The "for-profit" research side of health care and the academics have always had a strained relationship. The Population Health Blog witnessed it first-hand when it recruited volunteer participants for an protocol that was sponsored by a pharmaceutical company. It was a good experience, but the company made it abundantly clear who was in charge of the data.
As "big data" research grows, will large pieces of it be likewise run by self-serving and deep-pocketed healthcare corporations?
That's the question explored in this JAMA "online first" piece by Sachin Jain et al. Huge electronic health record and insurance claims data sets involving tens of thousands of patients can provide academically (publishable) as well as commercially (profitable) insights on treatment safety and effectiveness in the real world. The JAMA authors use Indiana School of Medicine's Regenstrief Institute's collaboration with pharma giant Merck as an example of how the relationship doesn't have to be anything but collaborative.
Their 5 year agreement centers on mining a statewide information exchange involving over 11 million patients. Scientists from both companies with similar interests - such as melanoma, heart disease in persons with diabetes, medication adherence, the progression of heart failure, treatment of osteoporosis, natural language processing and vaccinations - are encouraged to jointly present ideas to a steering committee that ultimately okays and funds projects.

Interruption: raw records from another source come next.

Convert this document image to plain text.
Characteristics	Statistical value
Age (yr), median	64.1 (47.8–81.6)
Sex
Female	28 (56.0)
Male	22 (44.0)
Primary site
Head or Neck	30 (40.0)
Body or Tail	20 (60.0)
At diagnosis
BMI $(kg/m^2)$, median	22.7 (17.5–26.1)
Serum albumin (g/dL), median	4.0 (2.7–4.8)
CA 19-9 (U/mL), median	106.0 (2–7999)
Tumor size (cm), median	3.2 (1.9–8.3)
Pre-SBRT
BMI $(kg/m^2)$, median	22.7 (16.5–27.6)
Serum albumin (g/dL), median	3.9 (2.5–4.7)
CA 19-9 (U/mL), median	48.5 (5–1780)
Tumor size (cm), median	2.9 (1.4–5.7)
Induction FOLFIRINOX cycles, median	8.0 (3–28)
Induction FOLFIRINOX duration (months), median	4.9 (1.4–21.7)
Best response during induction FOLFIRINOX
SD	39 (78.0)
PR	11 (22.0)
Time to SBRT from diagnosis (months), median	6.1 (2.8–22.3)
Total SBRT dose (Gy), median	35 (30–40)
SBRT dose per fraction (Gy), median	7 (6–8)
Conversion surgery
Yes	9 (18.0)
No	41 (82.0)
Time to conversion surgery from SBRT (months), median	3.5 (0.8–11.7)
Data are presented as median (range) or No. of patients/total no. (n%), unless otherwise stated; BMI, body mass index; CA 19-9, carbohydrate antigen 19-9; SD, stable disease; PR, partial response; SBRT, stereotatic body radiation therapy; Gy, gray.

What are some of the lessons learned?
1. Academics prefer funding that lasts 12 to 18 months, while pharma wants an answer ASAP. The fix was to create sustainable funding "cycles."
2. Protection of individually identifiable data is a priority; Merck has "arms length" access only to de-identified data, and that's just for starters.
3. Both institutions have to agree on the release of any research findings into the public domain. Any disagreements are handled by the steering committee.
4. A separate operations committee keeps track of all the projects and their timelines.
5. Some research questions on the natural progression of chronic disease can only be answered over the course of years. One big data project beats a gold-standard randomized clinical trial.
The PHB's take:
This may be a template for population health vendors to follow.
Because they're interested in the association of multiple risk factors with multiple outcomes, the vendors likewise have a lot to gain from mining big data. The good news is that many already have contracts with health care systems and other entities that are sitting on terrabytes of clinical and claims data. Smart vendors should be asking how to move past their for-profit reputation, leverage these relationships and take big data - with their academic colleagues - to the next level.